Фланговый рейд оказался не легче. Через полкилометра им снова перерезал дорогу завал. Уже вовсю бушевала гроза. По черному небу метались молнии. Но было по-прежнему сухо и душно.
Вонзая в дерево топор, Нарожный то и дело поглядывал на шофера. Парень, видать, только сейчас сообразил, почему его так торопили с этим «химическим» рейсом. Просмоленные ветви. Сухая, как порох, хвоя. Дикая, неистовая гроза…
— Еще километр — и порядок! — крикнул водитель. — Тут, за поворотом, сторожка… Спуск небольшой… Товарищ, вы что?! Товарищ лейтенант!
— Ничего, брат… ты жми… — непослушными губами прошептал Нарожный, чувствуя, будто якорной цепью сдавило грудь. — Это, брат, сердце… Сейчас отойдет…
Он уже не слышал, как снова и снова врезался в завал топор, как выл, надрываясь, ветер и хлестали по кузову ветви, как самосвал наконец затормозил у небольшой сторожки, в окне которой слабо мерцал огонек.
ПЕСЧАНЫЙ МЫС
В два часа ночи над корпусами раздался сигнал тревоги. Взревела, заглохла на миг и снова взвилась на предельной ноте хриплая от натуги сирена. Басовито зарычали забиваемые ветром гудки.
Третья бригада торопливо принялась натягивать еще не просохшие с вечера робы. Захлопала дверь времянки. Высыпали из соседнего барака арматурщики.
Далеко-далеко, за восточными склонами Карганач-горы, узкая полоска неба была подкрашена огненным заревом. Оно разлилось по всему горизонту. Вспышками-сполохами поднималось ввысь светящееся палевое сияние.
Лет шестьдесят назад огненная лавина дотла испепелила здесь поселение староверов.
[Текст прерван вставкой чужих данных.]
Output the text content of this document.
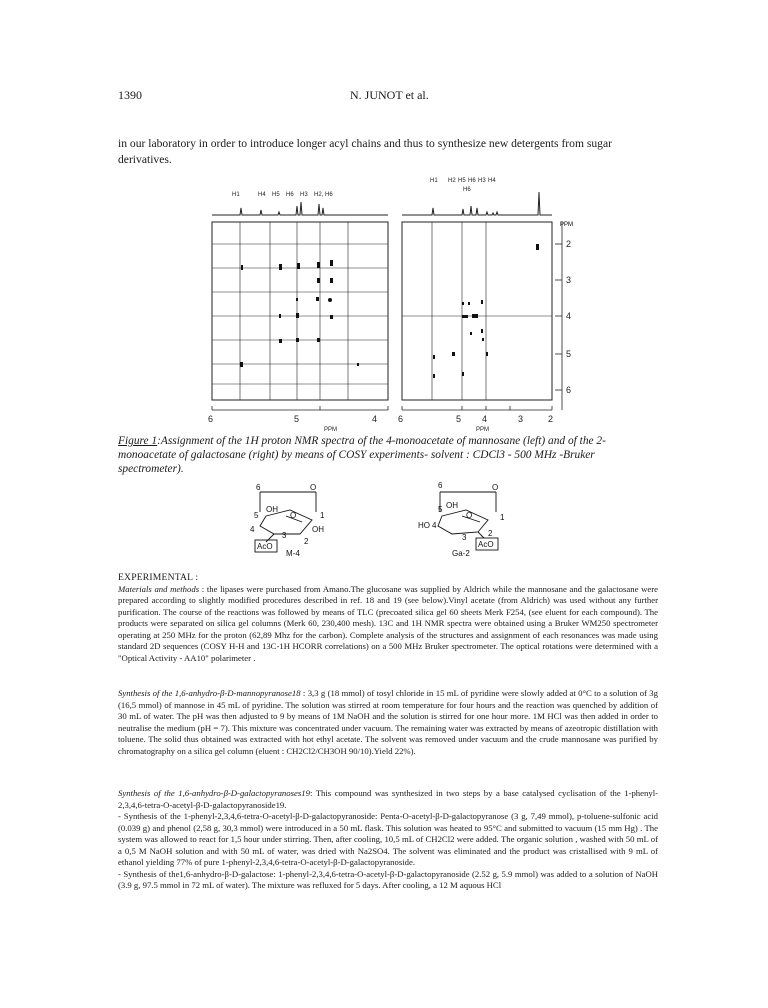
1390	N. JUNOT et al.
in our laboratory in order to introduce longer acyl chains and thus to synthesize new detergents from sugar derivatives.
H1	H4 H5 H6 H3 H2, H6
H1 H2 H5 H6 H3 H4
H6
PPM
2
3
4
5
6
6	5	4 6	5 4	3	2
PPM	PPM
Figure 1:Assignment of the 1H proton NMR spectra of the 4-monoacetate of mannosane (left) and of the 2-monoacetate of galactosane (right) by means of COSY experiments- solvent : CDCl3 - 500 MHz -Bruker spectrometer).
6	O
5
OH
O	1
4	OH
3
2
AcO
M-4
6	O
5 OH
O	1
HO 4
3	2
AcO
Ga-2

EXPERIMENTAL :

Materials and methods : the lipases were purchased from Amano.The glucosane was supplied by Aldrich while the mannosane and the galactosane were prepared according to slightly modified procedures described in ref. 18 and 19 (see below).Vinyl acetate (from Aldrich) was used without any further purification. The course of the reactions was followed by means of TLC (precoated silica gel 60 sheets Merk F254, (see eluent for each compound). The products were separated on silica gel columns (Merk 60, 230,400 mesh). 13C and 1H NMR spectra were obtained using a Bruker WM250 spectrometer operating at 250 MHz for the proton (62,89 Mhz for the carbon). Complete analysis of the structures and assignment of each resonances was made using standard 2D sequences (COSY H-H and 13C-1H HCORR correlations) on a 500 MHz Bruker spectrometer. The optical rotations were determined with a "Optical Activity - AA10" polarimeter .

Synthesis of the 1,6-anhydro-β-D-mannopyranose18 : 3,3 g (18 mmol) of tosyl chloride in 15 mL of pyridine were slowly added at 0°C to a solution of 3g (16,5 mmol) of mannose in 45 mL of pyridine. The solution was stirred at room temperature for four hours and the reaction was quenched by addition of 30 mL of water. The pH was then adjusted to 9 by means of 1M NaOH and the solution is stirred for one hour more. 1M HCl was then added in order to neutralise the medium (pH = 7). This mixture was concentrated under vacuum. The remaining water was extracted by means of azeotropic distillation with toluene. The solid thus obtained was extracted with hot ethyl acetate. The solvent was removed under vacuum and the crude mannosane was purified by chromatography on a silica gel column (eluent : CH2Cl2/CH3OH 90/10).Yield 22%).

Synthesis of the 1,6-anhydro-β-D-galactopyranoses19: This compound was synthesized in two steps by a base catalysed cyclisation of the 1-phenyl-2,3,4,6-tetra-O-acetyl-β-D-galactopyranoside19.

- Synthesis of the 1-phenyl-2,3,4,6-tetra-O-acetyl-β-D-galactopyranoside: Penta-O-acetyl-β-D-galactopyranose (3 g, 7,49 mmol), p-toluene-sulfonic acid (0.039 g) and phenol (2,58 g, 30,3 mmol) were introduced in a 50 mL flask. This solution was heated to 95°C and submitted to vacuum (15 mm Hg) . The system was allowed to react for 1,5 hour under stirring. Then, after cooling, 10,5 mL of CH2Cl2 were added. The organic solution , washed with 50 mL of a 0,5 M NaOH solution and with 50 mL of water, was dried with Na2SO4. The solvent was eliminated and the product was cristallised with 9 mL of ethanol yielding 77% of pure 1-phenyl-2,3,4,6-tetra-O-acetyl-β-D-galactopyranoside.

- Synthesis of the1,6-anhydro-β-D-galactose: 1-phenyl-2,3,4,6-tetra-O-acetyl-β-D-galactopyranoside (2.52 g, 5.9 mmol) was added to a solution of NaOH (3.9 g, 97.5 mmol in 72 mL of water). The mixture was refluxed for 5 days. After cooling, a 12 M aquous HCl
С той поры и считали эти места проклятыми, гиблыми для человека.
Пожар пока еще далеко. Но в такую бурю верховое пламя несется с реактивной скоростью. С каждой минутой оно набирает силу, все стремительней приближается к стройке.
На том берегу тайга совсем рядом с насосной станцией. Тут же пакгаузы, погрузо-разгрузочная база. Битум, древесина, горючее…
— Сергей! — подбежал Юсупов. — С главного пульта звонили: стройка в опасности…
— Дороги в завалах! — зло взъерошил чуб Шестаков. — На лесовозе не проскочить.